Obviously, I was drawn to this book because of the title; any Austen fan will immediately recognize Pemberley as the name of Mr. Darcy’s grand estate in Pride and Prejudice. Sadly, from my point of view, there’s very little connection to Austen’s novel in this book, except that the current inhabitants of the house are still called Darcy. But this is still a very interesting and suspenseful book, despite the fact that it’s a bit schizophrenic. The first part of the book seems like a traditional locked-room mystery, and the solution is both complicated and ingenious. But as I mentioned, the murderer’s identity is discovered fairly early in the book. The novel then shifts to more of a suspense/thriller, as the inhabitants of Pemberley wait for the murderer to make his move so that they can catch him. The novel genuinely creeped me out in places; the idea of being trapped in a maze of a house, with someone pursuing you whom you can’t see, is absolutely claustrophobic and terrifying to me! So if you enjoy that kind of thing, I definitely recommend this book!

Review: Trent’s Last Case

Trent's Last CaseE.C. Bentley, Trent’s Last Case

When internationally renowned financier Sigsbee Manderson is found dead on the grounds outside his home, the news sends shock waves throughout English society. Hoping to learn more about the circumstances of Manderson’s death, a notable newspaper magnate calls upon Philip Trent, journalist and amateur detective, to go into Manderson’s neighborhood and investigate the case. Trent soon discovers that Manderson was almost universally disliked, so there is no shortage of suspects, from either of Manderson’s two secretaries to his estranged wife. The more Trent learns about the case, the more he suspects Mrs. Manderson of being involved in her husband’s death. All too soon, Trent arrives at a theory of the case that heavily implicates Mrs. Manderson — which is unfortunate, because he has fallen head over heels in love with her. Will he do the law-abiding thing and disclose his solution to the police, or will he protect the woman he loves?

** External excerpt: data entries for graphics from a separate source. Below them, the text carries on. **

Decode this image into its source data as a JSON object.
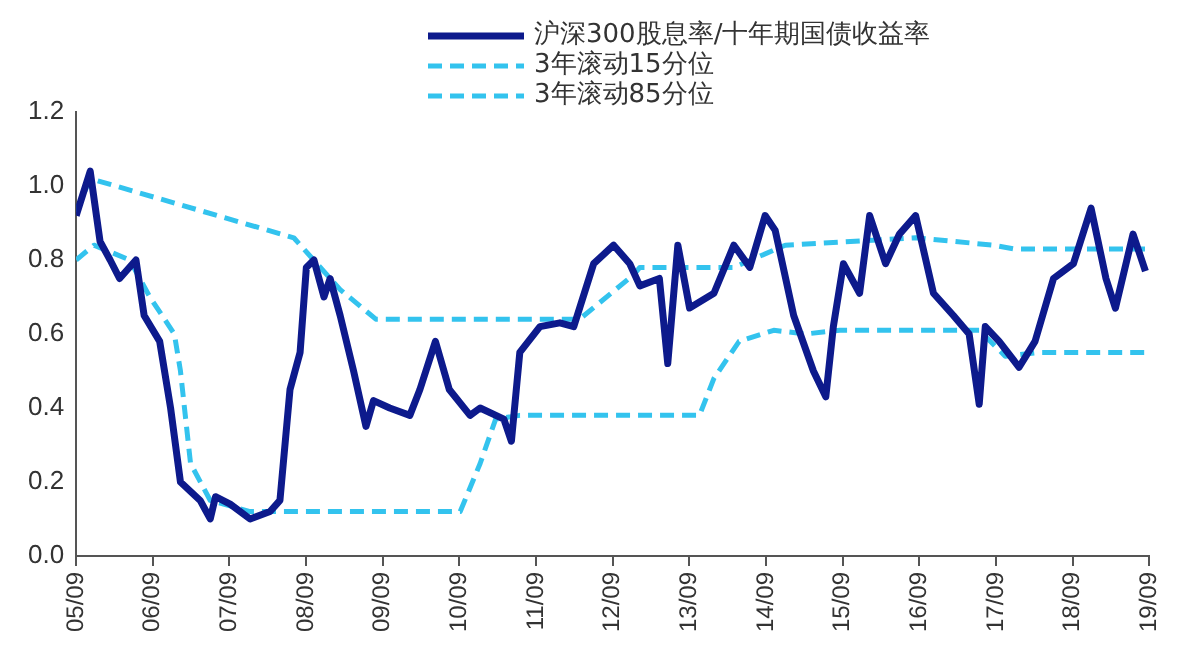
{
  "chart_data": {
    "type": "line",
    "legend": "top",
    "marker": "none",
    "grid": false,
    "xlim": [
      "2005-09",
      "2019-09"
    ],
    "xticks": [
      {
        "value": "2005-09",
        "label": "05/09"
      },
      {
        "value": "2006-09",
        "label": "06/09"
      },
      {
        "value": "2007-09",
        "label": "07/09"
      },
      {
        "value": "2008-09",
        "label": "08/09"
      },
      {
        "value": "2009-09",
        "label": "09/09"
      },
      {
        "value": "2010-09",
        "label": "10/09"
      },
      {
        "value": "2011-09",
        "label": "11/09"
      },
      {
        "value": "2012-09",
        "label": "12/09"
      },
      {
        "value": "2013-09",
        "label": "13/09"
      },
      {
        "value": "2014-09",
        "label": "14/09"
      },
      {
        "value": "2015-09",
        "label": "15/09"
      },
      {
        "value": "2016-09",
        "label": "16/09"
      },
      {
        "value": "2017-09",
        "label": "17/09"
      },
      {
        "value": "2018-09",
        "label": "18/09"
      },
      {
        "value": "2019-09",
        "label": "19/09"
      }
    ],
    "ylim": [
      0,
      1.2
    ],
    "yticks": [
      {
        "value": 0,
        "label": "0.0"
      },
      0.2,
      0.4,
      0.6,
      0.8,
      {
        "value": 1,
        "label": "1.0"
      },
      1.2
    ],
    "series": [
      {
        "name": "沪深300股息率/十年期国债收益率",
        "color": "#0d1a8c",
        "line_style": "solid",
        "x": [
          "2005-09-01",
          "2005-11-07",
          "2005-12-24",
          "2006-02-10",
          "2006-03-27",
          "2006-06-13",
          "2006-07-22",
          "2006-10-04",
          "2006-11-25",
          "2007-01-11",
          "2007-04-15",
          "2007-06-02",
          "2007-06-27",
          "2007-09-05",
          "2007-12-09",
          "2008-03-13",
          "2008-04-29",
          "2008-06-16",
          "2008-08-03",
          "2008-09-02",
          "2008-10-08",
          "2008-11-25",
          "2008-12-24",
          "2009-02-10",
          "2009-04-15",
          "2009-06-13",
          "2009-07-19",
          "2009-10-04",
          "2010-01-08",
          "2010-02-25",
          "2010-05-10",
          "2010-07-15",
          "2010-10-22",
          "2010-12-09",
          "2011-04-01",
          "2011-05-07",
          "2011-06-16",
          "2011-09-20",
          "2011-12-24",
          "2012-02-28",
          "2012-06-02",
          "2012-09-05",
          "2012-11-21",
          "2013-01-08",
          "2013-04-11",
          "2013-05-21",
          "2013-07-08",
          "2013-09-02",
          "2013-12-27",
          "2014-04-01",
          "2014-06-16",
          "2014-08-28",
          "2014-10-15",
          "2015-01-11",
          "2015-04-15",
          "2015-06-13",
          "2015-07-19",
          "2015-09-05",
          "2015-11-21",
          "2016-01-08",
          "2016-03-24",
          "2016-05-29",
          "2016-08-14",
          "2016-11-07",
          "2017-02-10",
          "2017-04-26",
          "2017-06-13",
          "2017-07-12",
          "2017-09-16",
          "2017-12-20",
          "2018-03-06",
          "2018-06-02",
          "2018-09-05",
          "2018-11-28",
          "2019-02-07",
          "2019-03-24",
          "2019-06-16",
          "2019-08-14"
        ],
        "values": [
          0.92,
          1.04,
          0.85,
          0.8,
          0.75,
          0.8,
          0.65,
          0.58,
          0.4,
          0.2,
          0.15,
          0.1,
          0.16,
          0.14,
          0.1,
          0.12,
          0.15,
          0.45,
          0.55,
          0.78,
          0.8,
          0.7,
          0.75,
          0.65,
          0.5,
          0.35,
          0.42,
          0.4,
          0.38,
          0.45,
          0.58,
          0.45,
          0.38,
          0.4,
          0.37,
          0.31,
          0.55,
          0.62,
          0.63,
          0.62,
          0.79,
          0.84,
          0.79,
          0.73,
          0.75,
          0.52,
          0.84,
          0.67,
          0.71,
          0.84,
          0.78,
          0.92,
          0.88,
          0.65,
          0.5,
          0.43,
          0.62,
          0.79,
          0.71,
          0.92,
          0.79,
          0.87,
          0.92,
          0.71,
          0.65,
          0.6,
          0.41,
          0.62,
          0.58,
          0.51,
          0.58,
          0.75,
          0.79,
          0.94,
          0.75,
          0.67,
          0.87,
          0.77
        ]
      },
      {
        "name": "3年滚动15分位",
        "color": "#33c3ee",
        "line_style": "dashed",
        "x": [
          "2005-09-01",
          "2005-11-25",
          "2006-05-14",
          "2006-08-18",
          "2006-12-13",
          "2007-01-11",
          "2007-02-28",
          "2007-06-02",
          "2007-12-09",
          "2010-09-05",
          "2010-12-09",
          "2011-02-21",
          "2011-06-16",
          "2013-10-19",
          "2013-12-27",
          "2014-04-26",
          "2014-10-08",
          "2015-03-09",
          "2015-08-18",
          "2017-06-13",
          "2017-10-15",
          "2018-03-27",
          "2019-09-01"
        ],
        "values": [
          0.8,
          0.84,
          0.8,
          0.7,
          0.6,
          0.5,
          0.25,
          0.15,
          0.12,
          0.12,
          0.25,
          0.37,
          0.38,
          0.38,
          0.48,
          0.58,
          0.61,
          0.6,
          0.61,
          0.61,
          0.54,
          0.55,
          0.55
        ]
      },
      {
        "name": "3年滚动85分位",
        "color": "#33c3ee",
        "line_style": "dashed",
        "x": [
          "2005-09-01",
          "2005-11-07",
          "2008-07-04",
          "2009-02-10",
          "2009-07-30",
          "2012-03-27",
          "2012-12-09",
          "2013-01-08",
          "2014-04-01",
          "2014-12-02",
          "2016-08-14",
          "2017-08-21",
          "2017-11-25",
          "2019-09-01"
        ],
        "values": [
          0.93,
          1.02,
          0.86,
          0.72,
          0.64,
          0.64,
          0.76,
          0.78,
          0.78,
          0.84,
          0.86,
          0.84,
          0.83,
          0.83
        ]
      }
    ]
  }
}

Contrary to what the title suggests, this is actually the first book featuring Philip Trent; after a 20-year gap, Bentley eventually wrote two more Trent books. Anyway, I knew I would enjoy this book from the moment I saw the dedication to G.K. Chesterton, whom I love. And indeed, there is a sort of Chestertonian twist to the mystery about halfway through, which I don’t want to spoil but which I really, really enjoyed! The writing style is a bit ponderous and old-fashioned, as you’d expect from a book originally published in 1913, but I soon got used to it. I liked Philip Trent as a character; unlike some of literature’s more famous detectives (ahem, Holmes and Poirot), he’s a fairly normal human being without dramatic idiosyncrasies. The romance is very sweet, and the solution to the mystery is both ingenious and unexpected — or at least it was to me! I would definitely recommend this book to fans of vintage mysteries, especially those who are interested in the history of the detective novel.